The reviewer for The Observer wrote, "The Green Carnation will be read and discussed by everyone... nothing so impudent, so bold, or so delicious has been printed these many years."

The book features the characters of "Esmé Amarinth" (Wilde), and "Lord Reginald (Reggie) Hastings" (Douglas). The words put in the mouths of the hero and his young friend in the story are mostly gathered from the sayings of their originals. Robert Hichens spent nearly a year "in the company of the men" and was able to accurately recreate the atmosphere and relationship between Oscar and Bosie.

The book was withdrawn from circulation in 1895, but by that time the damage had been done.
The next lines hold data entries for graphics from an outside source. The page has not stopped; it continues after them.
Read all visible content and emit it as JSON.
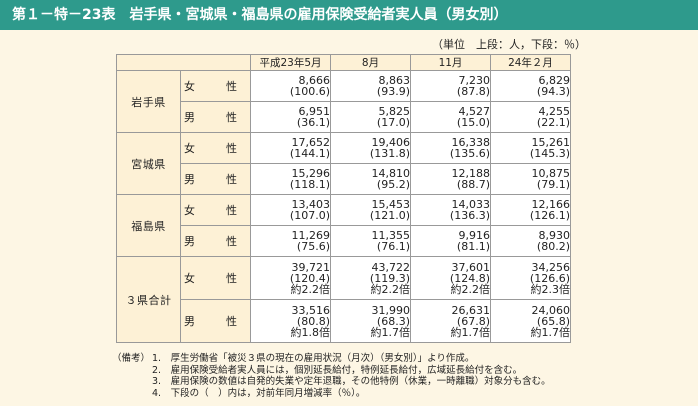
{
  "title": "第１－特－23表　岩手県・宮城県・福島県の雇用保険受給者実人員（男女別）",
  "unit": "（単位　上段：人，下段：％）",
  "columns": [
    "平成23年5月",
    "8月",
    "11月",
    "24年２月"
  ],
  "sex_labels": {
    "female": "女　性",
    "male": "男　性"
  },
  "prefectures": [
    {
      "name": "岩手県",
      "rows": [
        {
          "sex": "女　性",
          "values": [
            [
              "8,666",
              "(100.6)"
            ],
            [
              "8,863",
              "(93.9)"
            ],
            [
              "7,230",
              "(87.8)"
            ],
            [
              "6,829",
              "(94.3)"
            ]
          ]
        },
        {
          "sex": "男　性",
          "values": [
            [
              "6,951",
              "(36.1)"
            ],
            [
              "5,825",
              "(17.0)"
            ],
            [
              "4,527",
              "(15.0)"
            ],
            [
              "4,255",
              "(22.1)"
            ]
          ]
        }
      ]
    },
    {
      "name": "宮城県",
      "rows": [
        {
          "sex": "女　性",
          "values": [
            [
              "17,652",
              "(144.1)"
            ],
            [
              "19,406",
              "(131.8)"
            ],
            [
              "16,338",
              "(135.6)"
            ],
            [
              "15,261",
              "(145.3)"
            ]
          ]
        },
        {
          "sex": "男　性",
          "values": [
            [
              "15,296",
              "(118.1)"
            ],
            [
              "14,810",
              "(95.2)"
            ],
            [
              "12,188",
              "(88.7)"
            ],
            [
              "10,875",
              "(79.1)"
            ]
          ]
        }
      ]
    },
    {
      "name": "福島県",
      "rows": [
        {
          "sex": "女　性",
          "values": [
            [
              "13,403",
              "(107.0)"
            ],
            [
              "15,453",
              "(121.0)"
            ],
            [
              "14,033",
              "(136.3)"
            ],
            [
              "12,166",
              "(126.1)"
            ]
          ]
        },
        {
          "sex": "男　性",
          "values": [
            [
              "11,269",
              "(75.6)"
            ],
            [
              "11,355",
              "(76.1)"
            ],
            [
              "9,916",
              "(81.1)"
            ],
            [
              "8,930",
              "(80.2)"
            ]
          ]
        }
      ]
    },
    {
      "name": "３県合計",
      "rows": [
        {
          "sex": "女　性",
          "values": [
            [
              "39,721",
              "(120.4)",
              "約2.2倍"
            ],
            [
              "43,722",
              "(119.3)",
              "約2.2倍"
            ],
            [
              "37,601",
              "(124.8)",
              "約2.2倍"
            ],
            [
              "34,256",
              "(126.6)",
              "約2.3倍"
            ]
          ]
        },
        {
          "sex": "男　性",
          "values": [
            [
              "33,516",
              "(80.8)",
              "約1.8倍"
            ],
            [
              "31,990",
              "(68.3)",
              "約1.7倍"
            ],
            [
              "26,631",
              "(67.8)",
              "約1.7倍"
            ],
            [
              "24,060",
              "(65.8)",
              "約1.7倍"
            ]
          ]
        }
      ]
    }
  ],
  "notes": {
    "prefix": "（備考）",
    "items": [
      "1.　厚生労働省「被災３県の現在の雇用状況（月次）（男女別）」より作成。",
      "2.　雇用保険受給者実人員には，個別延長給付，特例延長給付，広域延長給付を含む。",
      "3.　雇用保険の数値は自発的失業や定年退職，その他特例（休業，一時離職）対象分も含む。",
      "4.　下段の（　）内は，対前年同月増減率（％）。"
    ]
  }
}
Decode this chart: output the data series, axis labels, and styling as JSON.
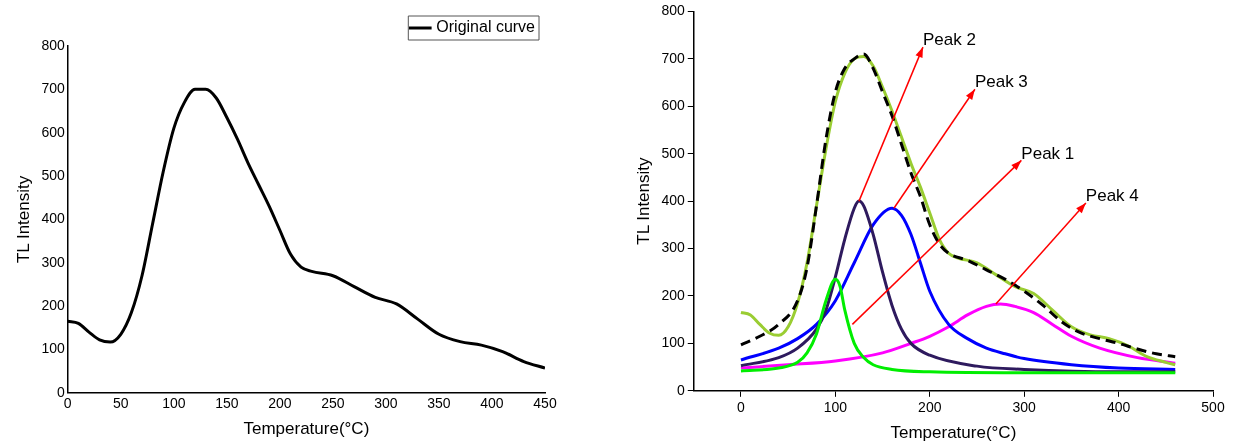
{
  "chart_data": [
    {
      "type": "line",
      "xlabel": "Temperature(°C)",
      "ylabel": "TL Intensity",
      "xlim": [
        0,
        450
      ],
      "ylim": [
        0,
        800
      ],
      "xticks": [
        0,
        50,
        100,
        150,
        200,
        250,
        300,
        350,
        400,
        450
      ],
      "yticks": [
        0,
        100,
        200,
        300,
        400,
        500,
        600,
        700,
        800
      ],
      "grid": false,
      "legend": "top right",
      "marker": "none",
      "series": [
        {
          "name": "Original curve",
          "color": "#000000",
          "x": [
            0,
            10,
            20,
            30,
            40,
            50,
            60,
            70,
            80,
            90,
            100,
            110,
            120,
            130,
            140,
            150,
            160,
            170,
            180,
            190,
            200,
            210,
            220,
            230,
            250,
            270,
            290,
            310,
            330,
            350,
            370,
            390,
            410,
            430,
            450
          ],
          "values": [
            165,
            160,
            140,
            122,
            117,
            135,
            185,
            270,
            390,
            510,
            610,
            670,
            700,
            700,
            680,
            635,
            585,
            530,
            480,
            430,
            375,
            320,
            290,
            280,
            270,
            245,
            220,
            205,
            170,
            135,
            118,
            110,
            95,
            72,
            57
          ]
        }
      ]
    },
    {
      "type": "line",
      "xlabel": "Temperature(°C)",
      "ylabel": "TL Intensity",
      "xlim": [
        -50,
        500
      ],
      "ylim": [
        0,
        800
      ],
      "xticks": [
        0,
        100,
        200,
        300,
        400,
        500
      ],
      "yticks": [
        0,
        100,
        200,
        300,
        400,
        500,
        600,
        700,
        800
      ],
      "grid": false,
      "marker": "none",
      "series": [
        {
          "color": "#000000",
          "line_style": "dashed",
          "x": [
            0,
            20,
            40,
            60,
            70,
            80,
            90,
            100,
            110,
            120,
            130,
            140,
            150,
            160,
            170,
            180,
            190,
            200,
            210,
            220,
            240,
            260,
            280,
            300,
            320,
            340,
            360,
            380,
            400,
            420,
            440,
            460
          ],
          "values": [
            97,
            115,
            140,
            190,
            260,
            390,
            530,
            630,
            680,
            700,
            710,
            680,
            630,
            580,
            520,
            460,
            410,
            350,
            310,
            290,
            275,
            255,
            235,
            210,
            180,
            145,
            122,
            110,
            100,
            88,
            78,
            72
          ]
        },
        {
          "color": "#9acd32",
          "x": [
            0,
            10,
            20,
            30,
            40,
            50,
            60,
            70,
            80,
            90,
            100,
            110,
            120,
            130,
            140,
            150,
            160,
            170,
            180,
            190,
            200,
            210,
            220,
            230,
            250,
            270,
            290,
            310,
            330,
            350,
            370,
            390,
            410,
            430,
            450,
            460
          ],
          "values": [
            165,
            160,
            140,
            122,
            117,
            135,
            185,
            270,
            390,
            510,
            610,
            670,
            700,
            705,
            685,
            640,
            590,
            535,
            480,
            430,
            375,
            320,
            290,
            280,
            270,
            245,
            220,
            205,
            170,
            135,
            118,
            110,
            95,
            72,
            60,
            55
          ]
        },
        {
          "color": "#00ee00",
          "x": [
            0,
            40,
            60,
            70,
            80,
            90,
            100,
            105,
            110,
            120,
            130,
            140,
            160,
            200,
            300,
            460
          ],
          "values": [
            42,
            48,
            60,
            80,
            120,
            190,
            235,
            220,
            170,
            100,
            70,
            55,
            45,
            40,
            38,
            38
          ]
        },
        {
          "color": "#2e1a5e",
          "x": [
            0,
            40,
            60,
            80,
            90,
            100,
            110,
            120,
            125,
            130,
            140,
            150,
            160,
            170,
            180,
            200,
            250,
            300,
            400,
            460
          ],
          "values": [
            53,
            70,
            90,
            130,
            170,
            240,
            320,
            385,
            400,
            390,
            330,
            250,
            180,
            130,
            100,
            75,
            52,
            45,
            40,
            40
          ]
        },
        {
          "color": "#0000ff",
          "x": [
            0,
            40,
            60,
            80,
            100,
            120,
            140,
            160,
            170,
            180,
            190,
            200,
            220,
            240,
            260,
            280,
            300,
            350,
            400,
            460
          ],
          "values": [
            65,
            90,
            110,
            140,
            190,
            270,
            350,
            385,
            370,
            330,
            270,
            210,
            140,
            110,
            90,
            78,
            68,
            55,
            48,
            45
          ]
        },
        {
          "color": "#ff00ff",
          "x": [
            0,
            50,
            100,
            150,
            180,
            200,
            220,
            240,
            260,
            275,
            290,
            310,
            330,
            350,
            380,
            420,
            460
          ],
          "values": [
            48,
            55,
            63,
            80,
            100,
            115,
            135,
            160,
            178,
            183,
            178,
            165,
            140,
            115,
            90,
            70,
            58
          ]
        }
      ],
      "annotations": [
        {
          "text": "Peak 2",
          "x": 125,
          "y": 400
        },
        {
          "text": "Peak 3",
          "x": 162,
          "y": 385
        },
        {
          "text": "Peak 1",
          "x": 118,
          "y": 140
        },
        {
          "text": "Peak 4",
          "x": 270,
          "y": 183
        }
      ]
    }
  ]
}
Wilde soon stood two consecutive trials for gross indecency and was sentenced to two years at hard labour. The Green Carnation was one of the works used against him by the prosecution.

The Green Carnation was republished in 1948 with an introduction by the author, which also included Wilde's letter to The Pall Mall Gazette, 2 October 1894, denying he was the anonymous author. It was reissued in paperback in this form in 1992, and republished again in 2006 as a hardcover with a foreword by Anthony Wynn.

In the letter Wilde wrote:

Sir. Kindly allow me to contradict, in the most emphatic manner, the suggestion, made in your issue of Thursday last, and since then copied into many other newspapers, that I am the author of The Green Carnation. I invented that magnificent flower. But with the middle-class and mediocre book that usurps its strangely beautiful name I have, I need hardly say, nothing whatsoever to do. The Flower is a work of Art. The book is not.[1]

There is a song The Green Carnation in Noël Cowards Operetta Bitter Sweet, the quartet of the aesthetes, a parody of the Dandy life style and the aestheticism movement and at the same time a tongue-in-cheek homage to the "gay live style" of the time.

References

  1. Cacciottolo, Mario (10 March 2017). "Oscar Wilde's jail key and letter on display in Malta". BBC News. Retrieved 10 March 2017.